Park of Culture and Recreation

Park of Culture and Recreation

 

in the USSR, a cultural and educational establishment directed toward furthering the communist upbringing of working people, increasing their civic-mindedness and work productivity, and developing their aesthetic tastes through the organized use of leisure time.

Parks of culture and recreation consist of gardens and wooded areas. The largest of the parks have various types of theaters (some outdoors), lecture halls, reading rooms, amusement areas, dance halls, rental centers for sporting and other equipment, shooting ranges, playing fields, boating facilities, ski runs, skating rinks, playing courts, one-day houses of rest, and children’s playgrounds.

Diverse political, cultural, educational, and athletic events are held in parks of culture and recreation. There are festive stage presentations, folk festivals, topical entertainments and gatherings, lectures, discussions, interviews with celebrities and scientific and cultural leaders, evenings of relaxation, games, balls, carnivals, sports festivals and competitions, and entertainment and children’s matinees. Amateur and professional concerts and art exhibits are also held. Feature films, popular science films, and documentaries are shown, and exhibitions on various themes are organized. Amateur clubs of revolutionary and battle glory are popular, as are amateur art, literature, technology, and sports clubs. There also are various clubs for collectors. Classes are available for a fee in music and ballroom dancing and in figure skating and several other sports. Membership in small circles engaging in the above activities is also available for a fee.

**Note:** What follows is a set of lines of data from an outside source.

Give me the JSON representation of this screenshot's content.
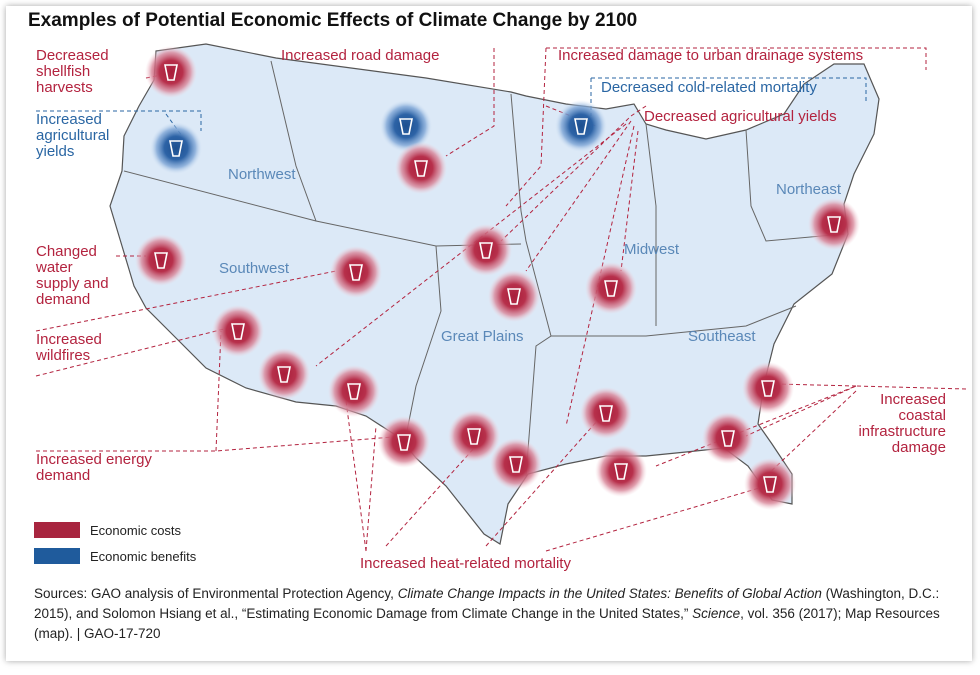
{
  "title": "Examples of Potential Economic Effects of Climate Change by 2100",
  "regions": [
    "Northwest",
    "Southwest",
    "Great Plains",
    "Midwest",
    "Southeast",
    "Northeast"
  ],
  "effects": [
    {
      "lines": [
        "Decreased",
        "shellfish",
        "harvests"
      ],
      "color": "#b3233f"
    },
    {
      "lines": [
        "Increased",
        "agricultural",
        "yields"
      ],
      "color": "#2a66a3"
    },
    {
      "lines": [
        "Increased road damage"
      ],
      "color": "#b3233f"
    },
    {
      "lines": [
        "Increased damage to urban drainage systems"
      ],
      "color": "#b3233f"
    },
    {
      "lines": [
        "Decreased cold-related mortality"
      ],
      "color": "#2a66a3"
    },
    {
      "lines": [
        "Decreased agricultural yields"
      ],
      "color": "#b3233f"
    },
    {
      "lines": [
        "Changed",
        "water",
        "supply and",
        "demand"
      ],
      "color": "#b3233f"
    },
    {
      "lines": [
        "Increased",
        "wildfires"
      ],
      "color": "#b3233f"
    },
    {
      "lines": [
        "Increased energy",
        "demand"
      ],
      "color": "#b3233f"
    },
    {
      "lines": [
        "Increased",
        "coastal",
        "infrastructure",
        "damage"
      ],
      "color": "#b3233f"
    },
    {
      "lines": [
        "Increased heat-related mortality"
      ],
      "color": "#b3233f"
    }
  ],
  "legend": [
    {
      "label": "Economic costs",
      "color": "#a8253f"
    },
    {
      "label": "Economic benefits",
      "color": "#1f5b9c"
    }
  ],
  "source": [
    "Sources: GAO analysis of Environmental Protection Agency, ",
    "Climate Change Impacts in the United States: Benefits of Global Action",
    " (Washington, D.C.: 2015), and Solomon Hsiang et al., “Estimating Economic Damage from Climate Change in the United States,” ",
    "Science",
    ", vol. 356 (2017); Map Resources (map).  |  GAO-17-720"
  ]
}
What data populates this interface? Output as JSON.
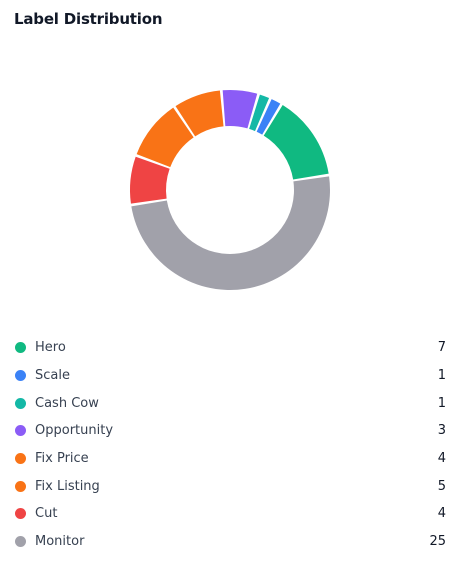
{
  "title": "Label Distribution",
  "chart_data": {
    "type": "pie",
    "variant": "donut",
    "title": "Label Distribution",
    "categories": [
      "Hero",
      "Scale",
      "Cash Cow",
      "Opportunity",
      "Fix Price",
      "Fix Listing",
      "Cut",
      "Monitor"
    ],
    "values": [
      7,
      1,
      1,
      3,
      4,
      5,
      4,
      25
    ],
    "colors": [
      "#10b981",
      "#3b82f6",
      "#14b8a6",
      "#8b5cf6",
      "#f97316",
      "#f97316",
      "#ef4444",
      "#a1a1aa"
    ],
    "legend_position": "bottom"
  }
}
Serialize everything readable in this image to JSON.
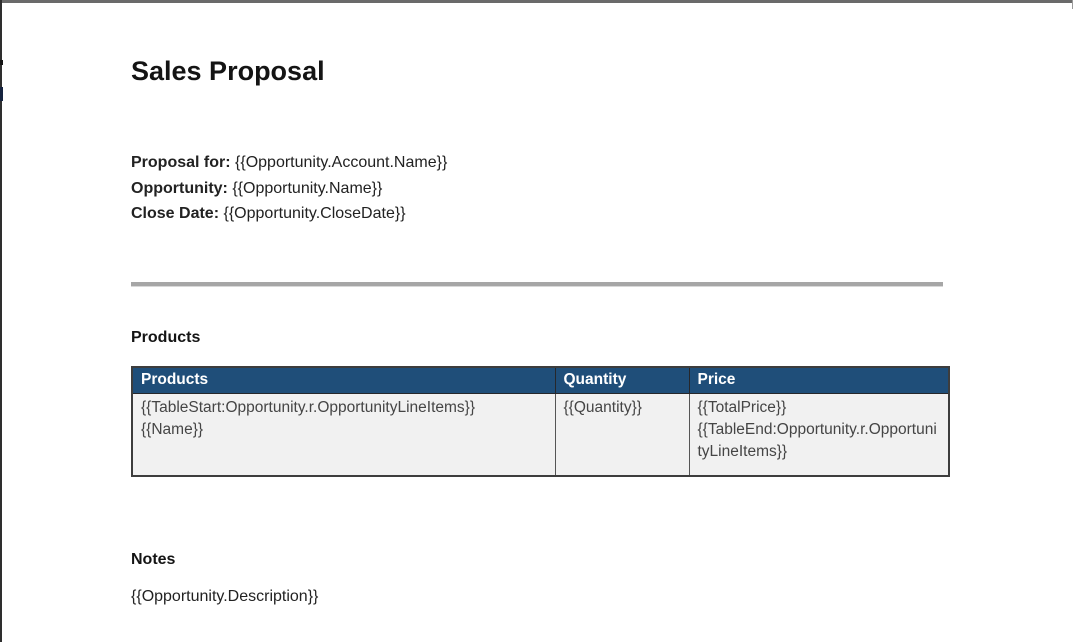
{
  "document": {
    "title": "Sales Proposal",
    "fields": [
      {
        "label": "Proposal for:",
        "value": "{{Opportunity.Account.Name}}"
      },
      {
        "label": "Opportunity:",
        "value": "{{Opportunity.Name}}"
      },
      {
        "label": "Close Date:",
        "value": "{{Opportunity.CloseDate}}"
      }
    ],
    "products": {
      "heading": "Products",
      "table": {
        "headers": [
          "Products",
          "Quantity",
          "Price"
        ],
        "row": {
          "products_lines": [
            "{{TableStart:Opportunity.r.OpportunityLineItems}}",
            "{{Name}}"
          ],
          "quantity_lines": [
            "{{Quantity}}"
          ],
          "price_lines": [
            "{{TotalPrice}}",
            "{{TableEnd:Opportunity.r.OpportunityLineItems}}"
          ]
        }
      }
    },
    "notes": {
      "heading": "Notes",
      "body": "{{Opportunity.Description}}"
    }
  },
  "colors": {
    "table_header_bg": "#1F4E79",
    "table_header_text": "#FFFFFF",
    "table_body_bg": "#F1F1F1",
    "divider": "#A6A6A6"
  }
}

The first park of culture and recreation was established in Moscow on the site of the First All-Russian Agricultural and Domestic-Industries Exhibition of 1923; it was opened on Aug. 12, 1928. Today known as the M. Gorky Central Park of Culture and Recreation of the Order of Lenin, it is the largest such park in the USSR. Other large parks of culture and recreation are the central parks of Leningrad, Kiev, Minsk, Kharkov, Tashkent, Tbilisi, Tallinn, Baku, and Frunze.

In 1973 the Ministry of Culture of the USSR alone maintained 1,100 parks of culture and recreation. (In 1956 this figure was about 500.) A large number of parks are under the jurisdiction of trade unions, educational institutions, communal services, and health resorts.